- Born: 1817 Grodno, Russian Empire
- Died: March 20, 1888 (aged 70–71) Grodno, Russian Empire
- Writing career
- Language: Hebrew
- Literary movement: Haskalah

= Menahem Manus Bendetsohn =

Menahem Manus Bendetsohn (מנחם מאנוש בענדעטסזאהן; 1817 – March 20, 1888) was a Russian educator and Hebrew writer.

==Biography==
Bendetsohn was born in Grodno in 1817. After receiving a Talmudic education in his hometown, he was sent to Breslau, Germany. There he was supported by his father-in-law, Reuben Liebling, who served as the cantor of the Reform synagogue.

In 1853, he returned to Russia and went on to teach for over two decades at the government school for Jewish children in Grodno, and for a short time in Volkovisk. He also ran a private school in Grodno for many years. Among his notable pupils were the Hebrew poet Constantin Shapiro, the lawyer L. Kupernik, and the jurist and writer D. Slonimski.

In addition to his proficiency in Hebrew, Bendetsohn was skilled in writing both Russian and German. His exceptional memory allowed him to learn the Scriptures by heart as well as German classics such as Schiller.

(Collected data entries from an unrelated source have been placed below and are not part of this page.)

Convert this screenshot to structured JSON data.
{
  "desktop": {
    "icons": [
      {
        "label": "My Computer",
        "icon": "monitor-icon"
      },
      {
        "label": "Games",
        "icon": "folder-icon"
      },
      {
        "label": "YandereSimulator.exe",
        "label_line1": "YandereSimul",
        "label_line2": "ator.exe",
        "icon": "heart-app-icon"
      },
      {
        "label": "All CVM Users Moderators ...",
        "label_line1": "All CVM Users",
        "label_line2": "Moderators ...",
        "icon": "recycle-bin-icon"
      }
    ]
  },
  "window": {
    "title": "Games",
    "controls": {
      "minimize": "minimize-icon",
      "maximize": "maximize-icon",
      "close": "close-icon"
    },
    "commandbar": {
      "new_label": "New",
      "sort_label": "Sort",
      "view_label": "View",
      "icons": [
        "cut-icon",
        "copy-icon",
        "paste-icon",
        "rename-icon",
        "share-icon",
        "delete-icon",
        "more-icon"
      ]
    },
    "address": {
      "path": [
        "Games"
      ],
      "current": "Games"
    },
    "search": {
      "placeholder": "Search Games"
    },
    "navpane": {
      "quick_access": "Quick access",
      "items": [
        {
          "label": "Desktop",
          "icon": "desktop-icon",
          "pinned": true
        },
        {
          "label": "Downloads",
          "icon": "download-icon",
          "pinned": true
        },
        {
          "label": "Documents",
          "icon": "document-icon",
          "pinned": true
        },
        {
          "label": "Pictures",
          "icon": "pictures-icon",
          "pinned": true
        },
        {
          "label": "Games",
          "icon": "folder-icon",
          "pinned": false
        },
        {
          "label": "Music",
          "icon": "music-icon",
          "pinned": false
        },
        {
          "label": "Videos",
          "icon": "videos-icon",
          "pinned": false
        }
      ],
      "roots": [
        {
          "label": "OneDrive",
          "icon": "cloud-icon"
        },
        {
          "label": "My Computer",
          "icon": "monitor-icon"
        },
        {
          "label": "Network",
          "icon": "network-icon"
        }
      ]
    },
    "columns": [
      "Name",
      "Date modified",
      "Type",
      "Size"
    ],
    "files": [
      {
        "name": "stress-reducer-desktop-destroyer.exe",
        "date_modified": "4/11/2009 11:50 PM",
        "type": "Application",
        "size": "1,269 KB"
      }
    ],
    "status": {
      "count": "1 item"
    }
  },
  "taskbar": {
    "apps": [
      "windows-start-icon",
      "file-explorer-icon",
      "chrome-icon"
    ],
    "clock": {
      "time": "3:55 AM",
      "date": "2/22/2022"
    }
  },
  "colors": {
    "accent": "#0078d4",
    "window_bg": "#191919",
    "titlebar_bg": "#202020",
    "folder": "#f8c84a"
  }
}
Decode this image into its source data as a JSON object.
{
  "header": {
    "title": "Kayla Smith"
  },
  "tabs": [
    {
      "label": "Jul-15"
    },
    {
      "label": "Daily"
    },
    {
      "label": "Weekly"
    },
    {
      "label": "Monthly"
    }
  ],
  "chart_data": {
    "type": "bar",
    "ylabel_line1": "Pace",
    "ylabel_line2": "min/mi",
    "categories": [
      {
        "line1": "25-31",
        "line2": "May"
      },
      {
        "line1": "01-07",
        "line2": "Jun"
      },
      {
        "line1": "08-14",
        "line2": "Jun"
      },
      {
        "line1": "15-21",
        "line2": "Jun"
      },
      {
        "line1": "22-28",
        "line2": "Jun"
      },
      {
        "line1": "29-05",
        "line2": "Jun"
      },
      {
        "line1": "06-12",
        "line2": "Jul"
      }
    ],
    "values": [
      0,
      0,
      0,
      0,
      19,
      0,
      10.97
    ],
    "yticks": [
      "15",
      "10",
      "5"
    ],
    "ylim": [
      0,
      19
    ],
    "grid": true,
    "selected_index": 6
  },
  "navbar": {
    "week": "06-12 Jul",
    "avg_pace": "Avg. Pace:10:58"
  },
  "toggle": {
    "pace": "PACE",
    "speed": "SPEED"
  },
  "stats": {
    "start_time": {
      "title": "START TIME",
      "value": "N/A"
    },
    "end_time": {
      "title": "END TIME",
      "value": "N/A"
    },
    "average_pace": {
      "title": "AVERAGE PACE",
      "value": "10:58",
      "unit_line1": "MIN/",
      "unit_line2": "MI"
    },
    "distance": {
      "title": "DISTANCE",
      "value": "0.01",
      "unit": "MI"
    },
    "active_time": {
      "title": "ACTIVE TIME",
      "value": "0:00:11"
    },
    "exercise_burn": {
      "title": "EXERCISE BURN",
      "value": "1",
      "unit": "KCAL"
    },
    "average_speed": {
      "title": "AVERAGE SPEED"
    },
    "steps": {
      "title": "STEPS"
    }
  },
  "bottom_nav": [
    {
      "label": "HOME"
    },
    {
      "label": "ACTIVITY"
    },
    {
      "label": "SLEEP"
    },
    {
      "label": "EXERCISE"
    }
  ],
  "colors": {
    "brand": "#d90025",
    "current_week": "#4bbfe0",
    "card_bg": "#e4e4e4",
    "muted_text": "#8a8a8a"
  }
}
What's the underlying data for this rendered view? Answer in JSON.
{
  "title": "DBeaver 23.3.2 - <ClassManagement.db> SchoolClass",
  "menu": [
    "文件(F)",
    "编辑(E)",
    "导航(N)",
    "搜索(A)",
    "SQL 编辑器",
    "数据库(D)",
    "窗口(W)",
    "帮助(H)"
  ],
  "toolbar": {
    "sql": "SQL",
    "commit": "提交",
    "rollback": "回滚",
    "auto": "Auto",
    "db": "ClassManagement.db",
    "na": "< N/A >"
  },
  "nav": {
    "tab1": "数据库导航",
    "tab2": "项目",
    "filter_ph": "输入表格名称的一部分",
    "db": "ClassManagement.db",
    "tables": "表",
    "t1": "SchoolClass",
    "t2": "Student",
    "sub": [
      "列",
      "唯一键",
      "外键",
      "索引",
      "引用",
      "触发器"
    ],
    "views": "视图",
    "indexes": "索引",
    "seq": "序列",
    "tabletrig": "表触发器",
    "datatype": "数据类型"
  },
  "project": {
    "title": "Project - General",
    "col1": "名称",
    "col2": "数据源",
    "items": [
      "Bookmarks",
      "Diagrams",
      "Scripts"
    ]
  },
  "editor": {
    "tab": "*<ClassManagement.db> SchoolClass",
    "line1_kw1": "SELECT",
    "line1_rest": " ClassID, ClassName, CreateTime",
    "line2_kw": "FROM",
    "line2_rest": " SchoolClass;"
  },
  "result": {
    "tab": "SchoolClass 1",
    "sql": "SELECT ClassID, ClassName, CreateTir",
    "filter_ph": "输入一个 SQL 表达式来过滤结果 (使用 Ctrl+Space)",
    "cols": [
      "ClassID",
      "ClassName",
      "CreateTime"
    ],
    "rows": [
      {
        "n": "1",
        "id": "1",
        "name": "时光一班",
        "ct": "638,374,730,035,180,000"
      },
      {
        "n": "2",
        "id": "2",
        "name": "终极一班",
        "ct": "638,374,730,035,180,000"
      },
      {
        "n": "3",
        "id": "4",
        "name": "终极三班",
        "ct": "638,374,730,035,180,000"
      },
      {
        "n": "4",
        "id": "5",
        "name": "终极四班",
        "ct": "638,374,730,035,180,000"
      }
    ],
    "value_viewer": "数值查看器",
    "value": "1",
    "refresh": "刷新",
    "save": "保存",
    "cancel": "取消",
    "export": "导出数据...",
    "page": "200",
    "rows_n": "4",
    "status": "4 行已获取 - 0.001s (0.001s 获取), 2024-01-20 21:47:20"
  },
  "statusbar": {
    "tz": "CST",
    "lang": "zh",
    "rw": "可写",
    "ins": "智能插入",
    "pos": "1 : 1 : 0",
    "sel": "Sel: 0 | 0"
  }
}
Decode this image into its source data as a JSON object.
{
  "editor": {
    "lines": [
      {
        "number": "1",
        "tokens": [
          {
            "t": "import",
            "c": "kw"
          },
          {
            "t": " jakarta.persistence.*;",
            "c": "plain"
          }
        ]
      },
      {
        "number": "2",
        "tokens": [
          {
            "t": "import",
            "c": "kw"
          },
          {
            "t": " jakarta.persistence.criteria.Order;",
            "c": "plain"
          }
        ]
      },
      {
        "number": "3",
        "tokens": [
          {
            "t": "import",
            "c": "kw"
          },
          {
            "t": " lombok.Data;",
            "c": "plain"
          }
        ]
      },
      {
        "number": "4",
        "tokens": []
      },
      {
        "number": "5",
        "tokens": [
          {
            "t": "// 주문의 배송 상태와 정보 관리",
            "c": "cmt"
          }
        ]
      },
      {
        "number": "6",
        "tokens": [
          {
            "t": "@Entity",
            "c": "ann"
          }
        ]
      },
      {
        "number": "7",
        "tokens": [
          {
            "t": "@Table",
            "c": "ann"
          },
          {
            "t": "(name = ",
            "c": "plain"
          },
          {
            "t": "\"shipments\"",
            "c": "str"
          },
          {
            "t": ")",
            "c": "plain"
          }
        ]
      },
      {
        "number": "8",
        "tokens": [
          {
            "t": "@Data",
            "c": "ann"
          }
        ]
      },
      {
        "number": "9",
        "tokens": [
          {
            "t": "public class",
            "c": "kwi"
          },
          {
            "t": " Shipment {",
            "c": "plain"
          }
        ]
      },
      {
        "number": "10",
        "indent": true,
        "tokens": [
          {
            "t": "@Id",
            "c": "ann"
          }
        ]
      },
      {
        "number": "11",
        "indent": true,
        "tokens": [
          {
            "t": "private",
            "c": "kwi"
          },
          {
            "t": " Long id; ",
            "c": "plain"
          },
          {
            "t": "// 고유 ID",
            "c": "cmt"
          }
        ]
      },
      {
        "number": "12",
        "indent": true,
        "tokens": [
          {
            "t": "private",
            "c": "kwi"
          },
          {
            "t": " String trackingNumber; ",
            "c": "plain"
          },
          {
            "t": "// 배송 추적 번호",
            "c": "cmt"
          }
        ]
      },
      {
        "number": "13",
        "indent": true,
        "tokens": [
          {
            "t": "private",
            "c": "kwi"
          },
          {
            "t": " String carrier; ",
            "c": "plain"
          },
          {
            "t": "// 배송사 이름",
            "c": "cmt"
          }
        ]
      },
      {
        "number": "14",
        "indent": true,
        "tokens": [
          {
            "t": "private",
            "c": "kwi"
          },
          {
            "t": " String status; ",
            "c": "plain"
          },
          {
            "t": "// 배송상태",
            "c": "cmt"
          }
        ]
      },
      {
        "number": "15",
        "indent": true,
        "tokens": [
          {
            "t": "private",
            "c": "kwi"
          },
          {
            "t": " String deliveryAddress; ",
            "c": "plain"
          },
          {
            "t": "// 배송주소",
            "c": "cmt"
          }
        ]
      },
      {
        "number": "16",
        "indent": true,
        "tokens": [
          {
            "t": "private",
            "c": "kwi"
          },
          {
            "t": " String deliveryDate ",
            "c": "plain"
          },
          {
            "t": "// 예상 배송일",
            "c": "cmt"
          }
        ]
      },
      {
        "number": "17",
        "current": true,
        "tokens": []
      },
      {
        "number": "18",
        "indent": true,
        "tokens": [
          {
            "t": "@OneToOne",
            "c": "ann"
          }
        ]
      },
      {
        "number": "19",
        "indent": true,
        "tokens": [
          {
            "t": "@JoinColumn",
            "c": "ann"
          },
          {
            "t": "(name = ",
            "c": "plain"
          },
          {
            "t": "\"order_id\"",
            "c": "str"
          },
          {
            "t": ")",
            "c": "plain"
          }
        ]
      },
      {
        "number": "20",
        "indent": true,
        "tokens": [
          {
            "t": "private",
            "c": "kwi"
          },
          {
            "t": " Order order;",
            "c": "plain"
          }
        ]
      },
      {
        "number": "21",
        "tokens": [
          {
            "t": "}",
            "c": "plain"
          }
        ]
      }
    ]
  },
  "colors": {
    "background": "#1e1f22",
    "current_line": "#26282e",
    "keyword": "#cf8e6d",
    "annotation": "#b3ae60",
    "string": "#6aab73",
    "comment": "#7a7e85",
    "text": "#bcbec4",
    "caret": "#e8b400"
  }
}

As a writer with a strong sense of aesthetics and style, he expressed disapproval of the German-influenced Hebrew used by the younger generation of Maskilim, and severely criticized it in his preface to Alluf Ne'urim. This sparked a response from R. A. Braudes in an article titled Ha-safah bikhevodah ube-'otsmah.

==Publications==
- "Ha-musar, o aḥarit rashaʻ" (1846) A Hebrew retelling of a Polish tale, adapted from Wolf Tugendhold's Der Denunziant ('The Denunciator').
- "Even boḥan" (1856) The principal rules of Hebrew grammar in the form of questions and answers.
- "Higayon le-ʻitim" (1856) A Hebrew adaptation of Samson Wolf Rosenfeld's Stunden der Andacht für Israeliten.
- "Moda' le-yalde Israel" (1872) A compilation of instructive tales and anecdotes from the lives of noteworthy individuals, partly drawn from Wilhelm Oertel's Practischer Unterricht in der Deutschen Sprache.
- "Alluf ne'urim" (1879) A collection of educational tales for young readers, and an introductory guide to the Hebrew language.